Here is the explain:
> mysql> explain select user_id from post where user_id not in (select
> id from user);
>
+----+--------------------+-------+-----------------+---------------+---------+---------+------+----------+-------------+
| id | select_type | table | type | possible_keys | key | key_len | ref |rows | Extra |
+----+--------------------+-------+-----------------+---------------+---------+---------+------+----------+-------------+
| 1 | PRIMARY | post | ALL | NULL |NULL | NULL | NULL | 16076920 | Using where |
| 2 | DEPENDENT SUBQUERY | user | unique_subquery | PRIMARY | PRIMARY | 8 | func | 1 | Using index |
+----+--------------------+-------+-----------------+---------------+---------+---------+------+----------+-------------+
I have tried this other too:
SELECT p.user_id FROM post p LEFT JOIN user u ON p.user_id=u.id WHERE u.id IS NULL;
The explain:
mysql> EXPLAIN SELECT p.user_id FROM post p LEFT JOIN user u ON p.user_id=u.id WHERE u.id IS NULL;
+----+-------------+-------+--------+---------------+---------+---------+-----------------+----------+--------------------------------------+
| id | select_type | table | type | possible_keys | key | key_len | ref | rows | Extra |
+----+-------------+-------+--------+---------------+---------+---------+-----------------+----------+--------------------------------------+
| 1 | SIMPLE | p | ALL | NULL | NULL | NULL | NULL | 14323335 | |
| 1 | SIMPLE | u | eq_ref | PRIMARY | PRIMARY | 8 | ghost.p.user_id | 1 | Using where; Using index; Not exists |
+----+-------------+-------+--------+---------------+---------+---------+-----------------+----------+--------------------------------------+
Both queries have to see the entire table post, and it is very huge:
post table: 16077899 entries
user table: 9657158 entries
The query would take several minutes (more than 30min) to perform, any tip ?
Thanks!
I think you should do two things...
Make sure you have and index on post (user_id)
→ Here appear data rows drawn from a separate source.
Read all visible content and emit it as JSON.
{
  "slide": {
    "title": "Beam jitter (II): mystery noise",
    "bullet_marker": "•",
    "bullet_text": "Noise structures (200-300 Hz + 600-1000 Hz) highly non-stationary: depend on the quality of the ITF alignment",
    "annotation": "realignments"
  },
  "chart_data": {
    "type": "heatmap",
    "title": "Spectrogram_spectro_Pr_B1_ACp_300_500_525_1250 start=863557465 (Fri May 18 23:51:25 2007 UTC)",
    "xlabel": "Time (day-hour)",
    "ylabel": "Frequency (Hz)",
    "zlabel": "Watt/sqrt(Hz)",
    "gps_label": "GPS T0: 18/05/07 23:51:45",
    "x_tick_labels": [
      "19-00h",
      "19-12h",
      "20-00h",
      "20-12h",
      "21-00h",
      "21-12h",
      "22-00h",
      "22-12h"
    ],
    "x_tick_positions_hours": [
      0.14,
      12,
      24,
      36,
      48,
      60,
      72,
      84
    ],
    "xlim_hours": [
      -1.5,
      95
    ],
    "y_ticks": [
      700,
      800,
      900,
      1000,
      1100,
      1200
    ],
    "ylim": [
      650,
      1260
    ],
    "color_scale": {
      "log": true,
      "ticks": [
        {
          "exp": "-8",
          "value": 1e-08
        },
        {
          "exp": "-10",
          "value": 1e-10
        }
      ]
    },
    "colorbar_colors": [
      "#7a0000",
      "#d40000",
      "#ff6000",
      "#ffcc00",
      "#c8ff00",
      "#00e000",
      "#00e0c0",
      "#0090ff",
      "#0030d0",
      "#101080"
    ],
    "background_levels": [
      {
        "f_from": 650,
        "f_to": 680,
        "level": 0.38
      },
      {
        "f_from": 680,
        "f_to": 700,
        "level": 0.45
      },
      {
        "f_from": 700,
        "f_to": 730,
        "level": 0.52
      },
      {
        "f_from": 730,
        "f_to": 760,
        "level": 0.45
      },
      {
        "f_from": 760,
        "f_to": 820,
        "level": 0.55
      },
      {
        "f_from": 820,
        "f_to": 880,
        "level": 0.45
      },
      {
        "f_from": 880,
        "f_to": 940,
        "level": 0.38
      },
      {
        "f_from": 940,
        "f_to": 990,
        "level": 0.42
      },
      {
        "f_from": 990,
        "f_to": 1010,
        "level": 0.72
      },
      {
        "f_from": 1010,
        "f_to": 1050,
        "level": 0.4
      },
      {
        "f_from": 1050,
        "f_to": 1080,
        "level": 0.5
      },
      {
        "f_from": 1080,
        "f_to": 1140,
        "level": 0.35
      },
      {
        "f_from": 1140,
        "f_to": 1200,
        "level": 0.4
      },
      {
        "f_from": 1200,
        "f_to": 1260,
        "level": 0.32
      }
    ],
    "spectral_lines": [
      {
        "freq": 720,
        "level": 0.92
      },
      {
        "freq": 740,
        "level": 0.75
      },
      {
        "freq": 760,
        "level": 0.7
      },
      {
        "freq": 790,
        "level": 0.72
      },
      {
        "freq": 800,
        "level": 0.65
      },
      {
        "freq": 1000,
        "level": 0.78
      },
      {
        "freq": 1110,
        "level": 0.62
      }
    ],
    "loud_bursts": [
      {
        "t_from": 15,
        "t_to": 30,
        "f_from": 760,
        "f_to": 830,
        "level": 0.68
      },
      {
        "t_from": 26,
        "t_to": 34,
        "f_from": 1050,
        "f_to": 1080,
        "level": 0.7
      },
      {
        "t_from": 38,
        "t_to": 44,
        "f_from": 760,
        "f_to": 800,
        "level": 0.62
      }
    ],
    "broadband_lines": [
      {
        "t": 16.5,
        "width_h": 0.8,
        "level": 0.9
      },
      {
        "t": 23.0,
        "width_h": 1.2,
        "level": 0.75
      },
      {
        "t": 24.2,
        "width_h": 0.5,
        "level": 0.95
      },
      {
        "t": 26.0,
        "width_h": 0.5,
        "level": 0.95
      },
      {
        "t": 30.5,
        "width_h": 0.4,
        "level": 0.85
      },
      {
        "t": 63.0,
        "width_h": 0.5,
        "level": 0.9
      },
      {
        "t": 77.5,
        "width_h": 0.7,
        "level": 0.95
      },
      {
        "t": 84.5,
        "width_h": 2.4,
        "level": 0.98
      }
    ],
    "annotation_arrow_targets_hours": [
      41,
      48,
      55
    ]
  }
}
Add the DISTINCT keyword to your query, like this:
SELECT DISTINCT user_id
FROM post
WHERE user_id NOT IN (SELECT id FROM user)
Check the new EXPLAIN PLAN.
I am no expert in database, but your first query explain didn't use a Index on userid, do you have any index built on user_id field in post table? If not just create that. Also, you can try group by/distinct to filter your users, as first query will otherwise return multiple userid from post. This increase speed in all.